Une immunité plus courte, avec des réinfections rapides

Car les variantes et sous-variantes se suivent, mais ne se ressemblent pas. Contrairement aux souches précédentes, « BA.1 et BA.2 utilisent les voies aériennes supérieures, mais pas profondes, et génèrent un gros rhume, avec des hospitalisations conventionnelles, certes en hausse, mais pas en réanimation », décrit le Dr Blanchecotte. Des formes moins graves, « mais des réinfections plus rapides, souligne-t-il. On observe que certaines populations, notamment les jeunes, sont supportées à nouveau et beaucoup plus rapidement. En pratique, ceux qui ont récemment contracté Omicron peuvent être réinfectés un à deux mois plus tard, ce qui signifie que l’infection n’a pas déclenché chez eux une immunité durable ».

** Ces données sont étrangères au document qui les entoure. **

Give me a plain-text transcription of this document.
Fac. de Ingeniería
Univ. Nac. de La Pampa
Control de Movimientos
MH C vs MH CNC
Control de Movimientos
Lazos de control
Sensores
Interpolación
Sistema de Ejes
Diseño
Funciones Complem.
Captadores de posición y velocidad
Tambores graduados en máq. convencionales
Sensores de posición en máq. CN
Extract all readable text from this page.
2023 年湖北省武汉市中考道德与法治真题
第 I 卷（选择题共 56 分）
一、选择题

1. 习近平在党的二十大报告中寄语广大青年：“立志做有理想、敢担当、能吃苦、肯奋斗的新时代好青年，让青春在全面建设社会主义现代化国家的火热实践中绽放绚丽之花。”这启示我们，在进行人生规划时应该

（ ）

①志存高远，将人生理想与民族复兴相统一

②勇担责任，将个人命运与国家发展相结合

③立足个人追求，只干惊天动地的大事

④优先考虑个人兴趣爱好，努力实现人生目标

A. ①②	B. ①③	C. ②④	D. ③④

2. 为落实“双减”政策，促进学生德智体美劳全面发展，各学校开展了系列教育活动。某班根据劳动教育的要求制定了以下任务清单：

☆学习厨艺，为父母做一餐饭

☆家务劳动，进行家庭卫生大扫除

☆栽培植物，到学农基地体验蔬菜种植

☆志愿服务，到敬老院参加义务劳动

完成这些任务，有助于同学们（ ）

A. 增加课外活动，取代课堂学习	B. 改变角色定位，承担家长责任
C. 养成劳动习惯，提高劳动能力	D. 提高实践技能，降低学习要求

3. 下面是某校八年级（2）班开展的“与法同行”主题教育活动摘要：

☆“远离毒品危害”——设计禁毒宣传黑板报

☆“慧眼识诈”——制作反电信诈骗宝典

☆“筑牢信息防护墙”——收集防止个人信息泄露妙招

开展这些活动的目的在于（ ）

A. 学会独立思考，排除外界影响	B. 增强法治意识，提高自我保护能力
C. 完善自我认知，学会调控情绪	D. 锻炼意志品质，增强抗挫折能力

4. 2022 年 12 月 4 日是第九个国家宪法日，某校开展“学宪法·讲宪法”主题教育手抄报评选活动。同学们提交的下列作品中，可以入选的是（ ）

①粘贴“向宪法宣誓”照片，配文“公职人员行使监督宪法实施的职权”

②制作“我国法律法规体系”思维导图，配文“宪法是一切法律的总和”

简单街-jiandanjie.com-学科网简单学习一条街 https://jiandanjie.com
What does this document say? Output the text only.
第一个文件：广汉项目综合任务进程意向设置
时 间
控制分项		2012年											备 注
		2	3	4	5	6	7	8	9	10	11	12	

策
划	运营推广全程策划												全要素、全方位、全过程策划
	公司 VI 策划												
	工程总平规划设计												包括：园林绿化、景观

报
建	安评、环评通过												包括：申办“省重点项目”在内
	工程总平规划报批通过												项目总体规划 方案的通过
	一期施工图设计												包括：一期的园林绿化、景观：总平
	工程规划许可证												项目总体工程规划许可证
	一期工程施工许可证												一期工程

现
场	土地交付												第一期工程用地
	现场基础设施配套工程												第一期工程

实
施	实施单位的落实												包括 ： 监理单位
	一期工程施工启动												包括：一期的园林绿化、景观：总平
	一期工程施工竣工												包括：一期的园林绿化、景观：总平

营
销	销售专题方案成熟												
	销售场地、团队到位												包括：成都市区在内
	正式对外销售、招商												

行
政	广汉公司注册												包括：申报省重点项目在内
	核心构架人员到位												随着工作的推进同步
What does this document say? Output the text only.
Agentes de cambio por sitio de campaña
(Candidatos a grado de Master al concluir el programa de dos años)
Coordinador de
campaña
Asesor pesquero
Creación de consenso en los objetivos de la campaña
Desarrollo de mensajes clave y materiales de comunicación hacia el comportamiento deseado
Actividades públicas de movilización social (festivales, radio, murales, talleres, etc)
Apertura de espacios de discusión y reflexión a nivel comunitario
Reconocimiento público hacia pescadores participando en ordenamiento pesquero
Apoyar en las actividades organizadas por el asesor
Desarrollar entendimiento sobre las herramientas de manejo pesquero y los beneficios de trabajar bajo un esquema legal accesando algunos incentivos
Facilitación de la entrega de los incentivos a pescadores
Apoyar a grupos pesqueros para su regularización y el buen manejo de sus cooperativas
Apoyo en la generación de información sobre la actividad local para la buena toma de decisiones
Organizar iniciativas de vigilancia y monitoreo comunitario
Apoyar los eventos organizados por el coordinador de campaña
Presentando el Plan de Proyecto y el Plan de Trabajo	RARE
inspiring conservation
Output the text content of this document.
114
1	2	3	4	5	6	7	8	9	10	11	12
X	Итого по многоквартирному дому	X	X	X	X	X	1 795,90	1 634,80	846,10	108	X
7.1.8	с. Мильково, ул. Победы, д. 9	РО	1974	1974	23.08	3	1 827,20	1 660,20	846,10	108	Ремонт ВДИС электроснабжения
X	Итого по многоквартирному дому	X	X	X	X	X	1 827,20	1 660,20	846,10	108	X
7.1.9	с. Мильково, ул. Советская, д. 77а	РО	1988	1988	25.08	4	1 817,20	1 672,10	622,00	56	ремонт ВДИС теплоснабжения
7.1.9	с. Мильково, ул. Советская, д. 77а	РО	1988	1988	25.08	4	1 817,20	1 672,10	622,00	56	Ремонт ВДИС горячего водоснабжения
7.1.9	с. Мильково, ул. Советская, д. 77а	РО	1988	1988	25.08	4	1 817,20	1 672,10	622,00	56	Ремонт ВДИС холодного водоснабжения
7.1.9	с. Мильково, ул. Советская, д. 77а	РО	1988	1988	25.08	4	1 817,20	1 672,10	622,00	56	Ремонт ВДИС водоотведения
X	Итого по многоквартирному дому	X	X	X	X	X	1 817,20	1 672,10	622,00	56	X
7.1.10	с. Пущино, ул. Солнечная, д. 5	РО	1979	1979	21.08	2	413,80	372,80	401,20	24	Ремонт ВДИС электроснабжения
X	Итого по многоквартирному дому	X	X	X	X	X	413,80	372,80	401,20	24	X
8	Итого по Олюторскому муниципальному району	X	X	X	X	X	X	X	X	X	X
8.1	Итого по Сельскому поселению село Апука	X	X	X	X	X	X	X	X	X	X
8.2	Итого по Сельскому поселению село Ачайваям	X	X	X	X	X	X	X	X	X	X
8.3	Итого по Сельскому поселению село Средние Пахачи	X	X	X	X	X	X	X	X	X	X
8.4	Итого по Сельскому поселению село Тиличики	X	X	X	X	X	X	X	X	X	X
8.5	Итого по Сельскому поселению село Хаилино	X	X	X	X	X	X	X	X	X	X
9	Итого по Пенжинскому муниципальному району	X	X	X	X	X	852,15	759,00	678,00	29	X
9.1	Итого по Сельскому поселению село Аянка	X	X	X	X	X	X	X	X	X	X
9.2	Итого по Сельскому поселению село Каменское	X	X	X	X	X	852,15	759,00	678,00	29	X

Un constat confirmé par une étude prépubliée sur la plateforme medRxiv, menée sur un échantillon de participants contaminés entre le 22 novembre 2021 au 11 février 2022 présentant deux échantillons positifs dans un intervalle de 20 à 60 jours. « Sur 187 cas de réinfection, nous avons identifié 47 cas de réinfection BA.2 peu après une infection BA.1, principalement chez de jeunes personnes non vaccinées ayant développé une forme bénigne n’entraînant ni hospitalisation ni décès », confirment les auteurs. Ils y voient « la preuve que les réinfections par Omicron BA.2 se produisent peu de temps après les infections par BA.1 ».

Et « quand on superpose la vaccination et le taux d’incidence, on voit que ceux qui ont un schéma complet sont moins touchés que ceux qui n’ont pas reçu de rappel, à savoir les jeunes », note le Dr Blanchecotte. Dans le même temps, « le virus continue de se muer et de s’adapter en fonction des individus chez lesquels il peut se multiplier, rappelle le Dr Blanchecotte. On commence à détecter une nouvelle sous-variante BA.3 en séquençage ».

Une stratégie sanitaire à adapter

Face à un virus qui s’adapte, les autorités sanitaires possèdent en retour d’adapter leur stratégie. « La France doit-elle s’aligner sur l’Espagne, qui ne fait plus de tests et laisse le virus se disséminer dans la population ? Auquel cas, généralise-t-on la quatrième dose à tous les plus de 60 ans ? », interroge le Dr Blanchecotte. Une possibilité donnée par le Conseil scientifique, qui songe à « l’élargir aux personnes de 65 à 79 ans, en particulier avec des facteurs de risque ».

Pour l’heure, « le Conseil scientifique (…) souligne l’importance de conserver pour l’instant l’ensemble des systèmes de surveillance mis en place », ajoute l’instance qui conseille le gouvernement. « Conserver le séquençage est très important, estime le Dr Blanchecotte. Il faut rester en capacité d’étudier les changements qui interviennent sur les souches en circulation. Il y a quelques semaines seulement, BA.2 ne représente que 2 % des cas, comme Delta il y a quelques mois. Avant de devenir majoritaire en moins de trois semaines ». Le Conseil scientifique, toujours lui, « préconise d’entreprendre une réflexion sur l’évolution de ces outils à moyen et long terme », ouvrant la voie à une sortie du dépistage massif.

A ce jour, BA.2 est majoritaire en France et l’est aussi « à l’échelle mondiale », indique Santé publique France. Il représente 66 % des presque 280.000 séquences Omicron, contre 22 % un mois plus tôt.